MKBLP hear a new language of entrepreneurship

Date: 09 Aug 2016

MK Business Leaders hear a new language of entrepreneurship

Chiclets, hatcheries and temperature checks’ – Milton Keynes Business Leaders Partnership has been learning the new language of encouraging entrepreneurship.

A recent Breakfast Briefing saw presentations from two of the organisations that are partnering Milton Keynes Council to grow fledgling businesses across the city. Pam Gosal Head of Economic Development and Inward Investment at Milton Keynes Council said the city is in the top ten for start-ups, but not all survive. Growing businesses is a strategic priority for the council and it has teamed up with Entrepreneurial Spark, ‘powered’ by NatWest, and innovateMK whose sponsors include Tech Mahindra.

Vicky Taylor, Entrepreneurial Spark enabler, said they are ‘people accelerators’ working on the mind set of entrepreneurs and particularly on leadership.

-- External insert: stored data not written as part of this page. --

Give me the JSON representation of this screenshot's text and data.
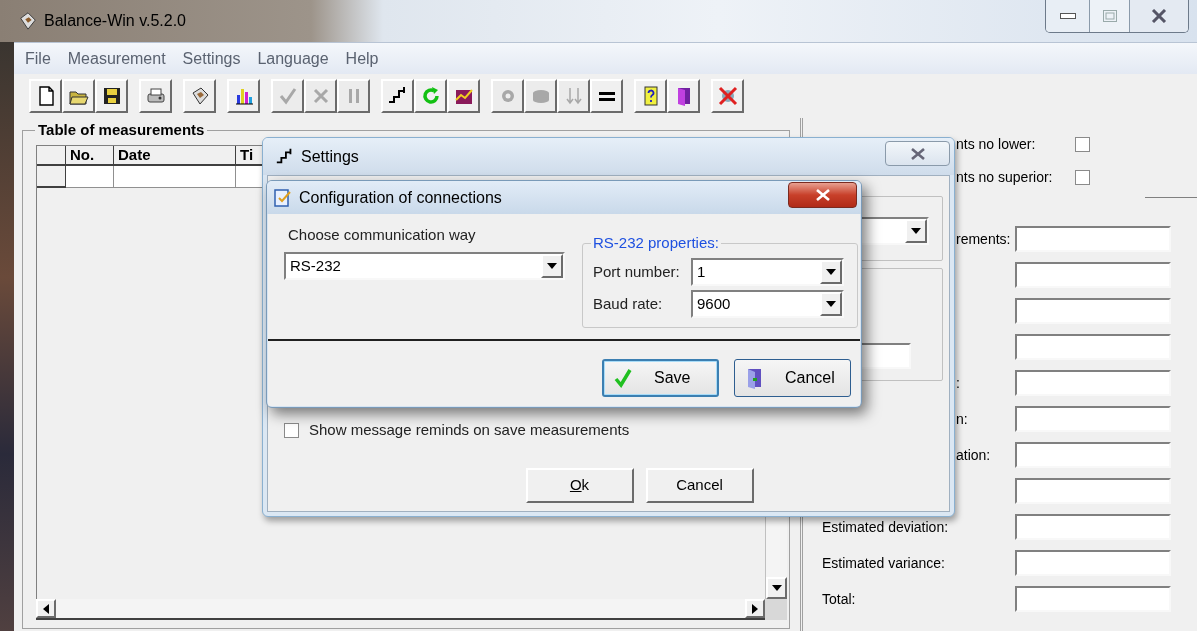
{
  "window": {
    "title": "Balance-Win v.5.2.0"
  },
  "menu": [
    "File",
    "Measurement",
    "Settings",
    "Language",
    "Help"
  ],
  "toolbar": [
    [
      {
        "kind": "new",
        "disabled": false
      },
      {
        "kind": "open",
        "disabled": false
      },
      {
        "kind": "save",
        "disabled": false
      }
    ],
    [
      {
        "kind": "print",
        "disabled": false
      }
    ],
    [
      {
        "kind": "scale",
        "disabled": false
      }
    ],
    [
      {
        "kind": "chart",
        "disabled": false
      }
    ],
    [
      {
        "kind": "accept",
        "disabled": true
      },
      {
        "kind": "reject",
        "disabled": true
      },
      {
        "kind": "pause",
        "disabled": true
      }
    ],
    [
      {
        "kind": "step",
        "disabled": false
      },
      {
        "kind": "refresh",
        "disabled": false
      },
      {
        "kind": "plot",
        "disabled": false
      }
    ],
    [
      {
        "kind": "transfer",
        "disabled": true
      },
      {
        "kind": "disk",
        "disabled": true
      },
      {
        "kind": "arrows",
        "disabled": true
      },
      {
        "kind": "equals",
        "disabled": false
      }
    ],
    [
      {
        "kind": "help",
        "disabled": false
      },
      {
        "kind": "exit",
        "disabled": false
      }
    ],
    [
      {
        "kind": "disconnect",
        "disabled": false
      }
    ]
  ],
  "table": {
    "title": "Table of measurements",
    "columns": [
      "No.",
      "Date",
      "Ti"
    ]
  },
  "statistics": {
    "options": [
      {
        "label": "nts no lower:",
        "checked": false
      },
      {
        "label": "nts no superior:",
        "checked": false
      }
    ],
    "fields": [
      {
        "kind": "cut",
        "label": "rements:"
      },
      {
        "kind": "blank"
      },
      {
        "kind": "blank"
      },
      {
        "kind": "blank"
      },
      {
        "kind": "cut",
        "label": ":"
      },
      {
        "kind": "cut",
        "label": "n:"
      },
      {
        "kind": "cut",
        "label": "ation:"
      },
      {
        "kind": "blank"
      },
      {
        "kind": "full",
        "label": "Estimated deviation:"
      },
      {
        "kind": "full",
        "label": "Estimated variance:"
      },
      {
        "kind": "full",
        "label": "Total:"
      }
    ]
  },
  "settings_dialog": {
    "title": "Settings",
    "reminder": {
      "label": "Show message reminds on save measurements",
      "checked": false
    },
    "buttons": [
      {
        "label": "Ok",
        "underline_first": true
      },
      {
        "label": "Cancel",
        "underline_first": false
      }
    ]
  },
  "connection_dialog": {
    "title": "Configuration of connections",
    "way": {
      "label": "Choose communication way",
      "value": "RS-232"
    },
    "properties": {
      "title": "RS-232 properties:",
      "fields": [
        {
          "label": "Port number:",
          "value": "1"
        },
        {
          "label": "Baud rate:",
          "value": "9600"
        }
      ]
    },
    "buttons": [
      {
        "kind": "save",
        "label": "Save",
        "focused": true
      },
      {
        "kind": "cancel",
        "label": "Cancel",
        "focused": false
      }
    ]
  }
}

New businesses are called chiclets (sic) and their business hub which opened in Milton Keynes in August, is a hatchery. The six-month programme begins with a two-day boot camp and chiclets are encouraged to regularly re-focus on their business idea with a Mental Accelerator.

Vicky said chiclets have a fortnightly ‘temperature check’. ‘Have they got things done - if not why not?’ she said. ‘It might be a confidence, procrastination, or laziness - and we are not shy about telling them,’ she said. Chiclets benefit from mentors, and she invited Business Leaders members to get involved. ‘It sounds too good to be true but it is completely free, with free phones, printing and postage,’ said Vicky. Entrepreneurial Spark will soon have 12 hatcheries across the UK and has helped people raise £45 million in investment with a cumulative turnover of more than £85 million.

Jason Adcock said innovateMK complemented ESpark but was different, focusing on digital innovation. ‘Ours is a very simple model, entrepreneurs helping entrepreneurs with a great network of mentors,’ he said. ‘We believe entrepreneurs are best placed to help entrepreneurs and the experience of people who have done it themselves is invaluable and we do not make any judgement about whether someone’s idea is good or bad.’

He said innovateMK had identified three types of entrepreneur: The ‘survival’ entrepreneur who had lost or left their job; the ‘lifestyle’ entrepreneur who looked to support a lifestyle; and the aspirational entrepreneur – perhaps just one in 1,000 people. Their premises at Grafton Gate had facilities for people to showcase their technologies to customers, there was a minimum fee to enter the scheme and a charge of around £75 a month to access the facility.

Dr Philip Smith MBE, Chairman MK Business Leaders Partnership said there was a real value in the coordination, encouragement and growing of entrepreneurs and new businesses. ‘This is the start of a collaboration that we hope will itself grow into something really effective in Milton Keynes.’